Theatre Artists holding public offices have been enjoined to support theatre practice in Nigeria, even as they were advised to emulate the Executive Secretary of National Institute for Cultural Orientation (NICO), Dr. Barclays Foubiri Ayakoroma.
This appeal was made by Dr. Dan Omatsola, who was one of the discussants at the public lecture, at the Community Hall of the Cyprian Ekwensi Cultural Centre, FCT Council for Arts & Culture, Area 10, Garki – Abuja, on Tuesday, March 27, 2012, as part of activities to celebrate 2012 International Theatre Day (ITD).
Dr. Omatsola, who expressed dismay at the level of disconnect between theatre practitioners holding public offices and their constituency, the theatre, however eulogized Ayakoroma, as being very supportive of all theatre programmes and events, and in particular, activities of the National Association of Nigerian Theatre Arts Practitioners (NANTAP).

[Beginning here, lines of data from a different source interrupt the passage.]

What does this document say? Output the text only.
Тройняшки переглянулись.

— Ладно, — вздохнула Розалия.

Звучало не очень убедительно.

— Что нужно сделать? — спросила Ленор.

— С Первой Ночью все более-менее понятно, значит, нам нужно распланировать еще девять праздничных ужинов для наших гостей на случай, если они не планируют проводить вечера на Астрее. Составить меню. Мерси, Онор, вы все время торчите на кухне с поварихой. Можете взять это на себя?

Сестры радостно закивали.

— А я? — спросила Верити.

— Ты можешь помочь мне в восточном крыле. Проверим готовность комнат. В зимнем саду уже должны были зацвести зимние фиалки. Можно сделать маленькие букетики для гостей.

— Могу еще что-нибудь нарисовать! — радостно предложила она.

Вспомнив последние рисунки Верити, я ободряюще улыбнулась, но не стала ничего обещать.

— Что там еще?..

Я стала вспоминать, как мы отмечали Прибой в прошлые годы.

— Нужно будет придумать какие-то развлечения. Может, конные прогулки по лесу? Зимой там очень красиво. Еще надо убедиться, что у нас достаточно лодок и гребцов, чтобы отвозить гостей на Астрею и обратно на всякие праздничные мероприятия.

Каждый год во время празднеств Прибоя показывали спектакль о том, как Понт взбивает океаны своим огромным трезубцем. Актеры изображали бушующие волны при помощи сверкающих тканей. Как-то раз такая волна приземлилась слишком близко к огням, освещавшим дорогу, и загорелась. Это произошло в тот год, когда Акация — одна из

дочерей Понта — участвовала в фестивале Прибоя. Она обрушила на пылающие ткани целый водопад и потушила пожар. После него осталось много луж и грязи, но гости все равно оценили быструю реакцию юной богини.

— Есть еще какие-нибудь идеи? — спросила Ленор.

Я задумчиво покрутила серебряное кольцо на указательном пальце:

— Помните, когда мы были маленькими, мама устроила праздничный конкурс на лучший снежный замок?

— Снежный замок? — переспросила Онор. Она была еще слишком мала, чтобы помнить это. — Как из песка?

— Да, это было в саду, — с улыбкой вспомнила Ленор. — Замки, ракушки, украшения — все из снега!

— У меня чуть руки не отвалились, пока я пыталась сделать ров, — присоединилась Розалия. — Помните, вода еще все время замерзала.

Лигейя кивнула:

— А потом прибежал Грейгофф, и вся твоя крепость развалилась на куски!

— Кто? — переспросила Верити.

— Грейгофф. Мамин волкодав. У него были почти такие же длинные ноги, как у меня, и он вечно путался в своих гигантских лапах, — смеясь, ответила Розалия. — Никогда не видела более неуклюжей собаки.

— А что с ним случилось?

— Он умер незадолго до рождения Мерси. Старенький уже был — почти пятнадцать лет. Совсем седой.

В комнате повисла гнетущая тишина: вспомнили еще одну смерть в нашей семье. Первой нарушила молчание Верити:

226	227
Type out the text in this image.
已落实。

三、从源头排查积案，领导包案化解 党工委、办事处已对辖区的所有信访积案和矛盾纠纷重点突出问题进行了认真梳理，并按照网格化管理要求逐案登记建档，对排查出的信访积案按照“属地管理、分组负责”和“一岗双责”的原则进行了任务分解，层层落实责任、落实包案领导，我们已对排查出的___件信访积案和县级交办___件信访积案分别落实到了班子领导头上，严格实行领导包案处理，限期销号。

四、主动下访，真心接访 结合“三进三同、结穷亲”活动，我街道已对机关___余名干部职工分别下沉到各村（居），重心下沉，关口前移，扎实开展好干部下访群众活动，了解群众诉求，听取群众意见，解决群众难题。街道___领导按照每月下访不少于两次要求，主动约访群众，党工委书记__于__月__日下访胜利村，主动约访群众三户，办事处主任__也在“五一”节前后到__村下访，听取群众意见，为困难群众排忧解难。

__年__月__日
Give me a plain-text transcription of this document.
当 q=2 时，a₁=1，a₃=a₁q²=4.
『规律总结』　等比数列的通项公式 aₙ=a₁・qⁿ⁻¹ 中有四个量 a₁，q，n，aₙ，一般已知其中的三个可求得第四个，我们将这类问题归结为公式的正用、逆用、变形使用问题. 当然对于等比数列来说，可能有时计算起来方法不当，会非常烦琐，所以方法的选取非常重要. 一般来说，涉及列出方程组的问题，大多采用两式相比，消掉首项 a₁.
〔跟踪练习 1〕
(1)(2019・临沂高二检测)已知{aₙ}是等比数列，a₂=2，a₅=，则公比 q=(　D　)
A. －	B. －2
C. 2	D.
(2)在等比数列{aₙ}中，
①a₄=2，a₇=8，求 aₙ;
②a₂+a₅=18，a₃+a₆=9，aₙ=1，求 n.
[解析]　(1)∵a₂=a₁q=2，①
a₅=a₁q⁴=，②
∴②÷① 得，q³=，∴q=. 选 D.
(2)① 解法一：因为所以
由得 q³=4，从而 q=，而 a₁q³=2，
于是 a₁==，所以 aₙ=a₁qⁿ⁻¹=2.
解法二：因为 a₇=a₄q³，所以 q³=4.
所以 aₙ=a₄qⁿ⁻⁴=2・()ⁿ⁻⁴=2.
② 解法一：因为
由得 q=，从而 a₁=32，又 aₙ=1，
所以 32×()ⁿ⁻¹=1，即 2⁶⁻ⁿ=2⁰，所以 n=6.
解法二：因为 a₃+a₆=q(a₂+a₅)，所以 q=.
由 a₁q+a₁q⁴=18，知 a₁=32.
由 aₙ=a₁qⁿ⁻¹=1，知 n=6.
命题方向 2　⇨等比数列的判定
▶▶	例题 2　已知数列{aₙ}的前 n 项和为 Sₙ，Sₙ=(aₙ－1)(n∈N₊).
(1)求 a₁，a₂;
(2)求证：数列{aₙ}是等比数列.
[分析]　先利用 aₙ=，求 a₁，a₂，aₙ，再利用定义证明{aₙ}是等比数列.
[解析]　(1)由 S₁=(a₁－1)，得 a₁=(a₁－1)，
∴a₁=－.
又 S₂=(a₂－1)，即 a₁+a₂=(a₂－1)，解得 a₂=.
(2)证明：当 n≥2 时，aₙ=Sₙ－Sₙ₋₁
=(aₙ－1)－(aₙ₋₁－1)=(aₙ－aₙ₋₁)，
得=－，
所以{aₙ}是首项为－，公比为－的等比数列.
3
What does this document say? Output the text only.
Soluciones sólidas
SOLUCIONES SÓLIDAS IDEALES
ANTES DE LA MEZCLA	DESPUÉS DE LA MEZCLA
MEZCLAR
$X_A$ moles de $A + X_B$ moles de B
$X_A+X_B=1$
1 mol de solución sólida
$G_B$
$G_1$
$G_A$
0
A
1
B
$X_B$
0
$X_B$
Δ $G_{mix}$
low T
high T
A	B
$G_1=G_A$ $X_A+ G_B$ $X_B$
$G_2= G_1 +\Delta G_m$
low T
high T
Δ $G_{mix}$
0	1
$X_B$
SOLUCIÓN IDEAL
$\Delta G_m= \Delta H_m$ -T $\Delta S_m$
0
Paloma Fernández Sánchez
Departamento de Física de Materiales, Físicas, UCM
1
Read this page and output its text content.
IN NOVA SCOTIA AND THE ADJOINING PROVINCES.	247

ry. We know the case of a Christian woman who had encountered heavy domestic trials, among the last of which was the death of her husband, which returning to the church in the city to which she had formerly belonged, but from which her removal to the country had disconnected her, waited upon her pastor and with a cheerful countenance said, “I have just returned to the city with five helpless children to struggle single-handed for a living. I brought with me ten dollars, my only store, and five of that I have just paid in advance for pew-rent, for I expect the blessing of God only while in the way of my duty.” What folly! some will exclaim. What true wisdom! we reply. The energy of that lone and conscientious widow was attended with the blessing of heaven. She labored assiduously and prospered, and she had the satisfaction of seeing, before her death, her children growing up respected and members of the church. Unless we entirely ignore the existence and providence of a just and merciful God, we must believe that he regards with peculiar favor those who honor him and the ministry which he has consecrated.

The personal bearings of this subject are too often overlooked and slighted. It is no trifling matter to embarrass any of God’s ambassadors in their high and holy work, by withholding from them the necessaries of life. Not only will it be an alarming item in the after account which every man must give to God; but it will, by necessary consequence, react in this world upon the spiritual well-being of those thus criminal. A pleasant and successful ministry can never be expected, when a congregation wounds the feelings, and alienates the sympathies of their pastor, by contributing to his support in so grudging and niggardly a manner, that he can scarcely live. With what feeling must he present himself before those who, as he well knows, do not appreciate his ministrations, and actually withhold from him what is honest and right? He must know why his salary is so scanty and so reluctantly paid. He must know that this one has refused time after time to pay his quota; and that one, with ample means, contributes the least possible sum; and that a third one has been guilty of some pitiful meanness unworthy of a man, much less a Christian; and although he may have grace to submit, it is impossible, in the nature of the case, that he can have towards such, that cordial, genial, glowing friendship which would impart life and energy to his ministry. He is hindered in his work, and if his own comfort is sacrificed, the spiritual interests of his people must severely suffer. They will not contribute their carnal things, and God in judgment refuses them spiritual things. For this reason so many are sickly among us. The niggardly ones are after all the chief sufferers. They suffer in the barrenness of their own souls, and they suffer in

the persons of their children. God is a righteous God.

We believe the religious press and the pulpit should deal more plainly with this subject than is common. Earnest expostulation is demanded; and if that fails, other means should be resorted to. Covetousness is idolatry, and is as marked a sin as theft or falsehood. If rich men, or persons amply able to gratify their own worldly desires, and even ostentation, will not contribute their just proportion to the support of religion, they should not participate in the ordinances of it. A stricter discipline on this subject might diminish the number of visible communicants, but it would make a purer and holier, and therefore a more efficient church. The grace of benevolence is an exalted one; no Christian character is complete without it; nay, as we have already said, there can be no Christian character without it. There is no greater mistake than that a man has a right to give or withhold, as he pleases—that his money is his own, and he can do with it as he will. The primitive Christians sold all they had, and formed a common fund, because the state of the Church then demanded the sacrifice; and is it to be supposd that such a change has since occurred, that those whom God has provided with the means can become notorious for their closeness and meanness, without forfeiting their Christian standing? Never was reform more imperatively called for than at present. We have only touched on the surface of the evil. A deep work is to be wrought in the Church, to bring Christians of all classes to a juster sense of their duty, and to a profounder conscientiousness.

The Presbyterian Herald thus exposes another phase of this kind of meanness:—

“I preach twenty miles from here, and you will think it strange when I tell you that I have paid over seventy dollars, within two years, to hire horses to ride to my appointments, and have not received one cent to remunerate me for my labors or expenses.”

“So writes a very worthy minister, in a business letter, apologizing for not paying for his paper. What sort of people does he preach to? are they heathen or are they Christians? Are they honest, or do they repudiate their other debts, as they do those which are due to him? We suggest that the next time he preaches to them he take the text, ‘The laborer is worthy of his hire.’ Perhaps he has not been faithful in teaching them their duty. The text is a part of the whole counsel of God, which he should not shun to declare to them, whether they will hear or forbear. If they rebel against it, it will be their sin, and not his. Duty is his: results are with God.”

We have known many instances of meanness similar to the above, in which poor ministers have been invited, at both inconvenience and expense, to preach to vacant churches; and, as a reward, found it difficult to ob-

Corroborating Ayakoroma, who presented the keynote lecture of the day, Omatsola said, “theatre artists, no matter their status, should practice their profession and identify with same at all times like other professionals do.”
Also speaking, another discussant, Mr. Tunji Fatilewa, a former National President of NANTAP, expressed disappointment on the attitude of professional colleagues holding public offices, who would always state in their curriculum vitae that they were members of NANTAP and would not be seen to make any commitment or contribution to the great association of the thespians, stressing that they could only pray to have more of the likes of Ayakoroma to change the status quo.
The Executive Secretary, Dr. Barclays Ayakoroma, who delivered a Keynote lecture on “Nigerian Theatre Practice: To be or Not to be,” called on theatre artists and practitioners to cherish the profession like other professions – Law, Medicine, Accounting, Quantity Survey, Engineering, and so on, emphasizing that, “theatre is a noble profession, that was why in the early Roman Empire, artists were exempted from forced conscription into the army as they always dwelt among the nobles.”
The playwright, and theatre scholar, further stated that he was looking forward to the day artists would show genuine commitment to their profession by congregating with their fellow Thespians like the Lawyers do with Nigerian Bar Association, Doctors with Nigerian Medical Association, and Engineers with Nigerian Society of Engineers.
The paper, which reminisced on the popular Yoruba Travelling Theatres, Professional Theatres, Educational Theatres and the Amateur Theatres in Nigeria, basically emphasized that for theatre practice to thrive in Nigeria, there must be a genuine commitment on the part of theatre arts graduates and practitioners to love and practice their profession and that by so doing, the profession may not need government’s financial support to survive.
Speaking earlier, the National President of NANTAP, Mr. Greg Odutayo, had opined that government had a major role to play by way of funding projects, because, according to him, theatre facilities were capital intensive.
Odutayo, who was careful not to pre-empt Ayakoroma’s presentation, however appealed to government to make conscious and deliberate efforts to support the Nigerian theatre profession as there were dearth of structures in the country.
Other discussants at the lecture that attracted dignitaries from all walks of life, were Mr. Dotun Osunsanya and Mr. Denja Abdullahi of the NCAC.